In our previous books, Essential Macrobiotics, by Don Matesz, and my book, The Macrobiotic Action Plan, we recommended for people to keep animal food consumption to no more than 10-15% of their total calories for the best health results.
Our personal experience, and more current research caused us to make changes to our diet. About 30% of my total calories now comes from animal proteins, and usually only about 15% of my total calories comes from carbohydrates in the form of vegetables, some fruits, nuts, and a little whole-fat dairy. That may change over time, as I am continuing to do my best to apply the third principle of eating a healthy diet (also outlined in our Trust Your True Nature Diet Plan) ~ to eat more intuitively, and trust my true nature!
I have updated our nutritional recommendations throughout this website, on my LivingYourTrueNature blog, and in The Trust Your True Nature Diet Plan e-book. Don also has several informative articles about the health benefits of eating a higher protein and fat diet on his website.
Each person will need to discover what works best, based on their current condition, general constitution, geographic location, and ancestral heritage.
Generally speaking, we no longer advocate a whole-grain & bean, or carb-heavy diet as grains and beans contain components that can block absorption of important minerals, including zinc and others, and can cause difficult to detect gastro-intestinal issues which can lead to leaky gut syndrome. Plus, excess consumption of carbohydrate-rich foods, all of which break down into sugar in the body, has actually been shown more affirmatively to be the culprit of insulin-resistant obesity, diabetes, and heart disease, whereas meats and saturated fats have not, contrary to popular belief.
That being said, whole grains are a better choice than refined grains which are higher glycemic, causing a greater spike and subsequent dip to your blood sugar.
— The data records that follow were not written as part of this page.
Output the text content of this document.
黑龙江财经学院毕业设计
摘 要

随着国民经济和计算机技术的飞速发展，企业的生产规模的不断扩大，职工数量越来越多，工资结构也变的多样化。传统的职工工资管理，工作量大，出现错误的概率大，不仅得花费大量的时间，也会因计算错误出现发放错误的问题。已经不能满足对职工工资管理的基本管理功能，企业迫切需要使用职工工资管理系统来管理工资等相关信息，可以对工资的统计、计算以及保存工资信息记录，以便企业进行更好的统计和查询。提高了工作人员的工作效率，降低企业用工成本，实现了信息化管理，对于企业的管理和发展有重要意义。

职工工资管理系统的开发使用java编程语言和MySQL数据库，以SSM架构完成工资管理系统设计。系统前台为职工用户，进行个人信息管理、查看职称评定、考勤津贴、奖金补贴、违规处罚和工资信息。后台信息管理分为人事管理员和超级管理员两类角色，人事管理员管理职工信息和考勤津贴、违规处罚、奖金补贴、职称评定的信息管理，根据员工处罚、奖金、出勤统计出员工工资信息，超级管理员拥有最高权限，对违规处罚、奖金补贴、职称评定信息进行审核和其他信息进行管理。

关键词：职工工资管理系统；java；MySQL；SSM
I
For those who do not tolerate grains, or gluten, or who are in the earlier stages of weight loss, and a lower-carbohydrate diet, other vegetables can be used in lieu of the barley. Less starchy vegetables like cauliflower, Brussels sprouts, or red bell pepper will also make a delicious and hearty Beef Vegetable Soup, especially good for those trying to lose weight.
Starchier vegetables can be used instead of the barley as well. Try the soup with rutabaga, turnip, or a little sweet potato, pumpkin, spaghetti squash, or other winter squashes for a hearty one-pot fall or winter meal.
Going without any animal foods for any length of time (as we did for over five years) has been shown in some studies to result in certain nutrient deficiencies (which we definitely had.)
Zinc is one such mineral and antioxidant, which is important for immunity, wound healing, healthy skin, and libido that is more bioavailable from animal foods than plant foods. B 12 is also a very important vitamin to supplement if not including animal foods in the diet.
Deficiency of B 12 can lead to anemia, and long-term deficiency can cause fatigue, lightheadedness, palpitations or shortness of breath, depression, nerve problems, pale skin, and memory or vision loss.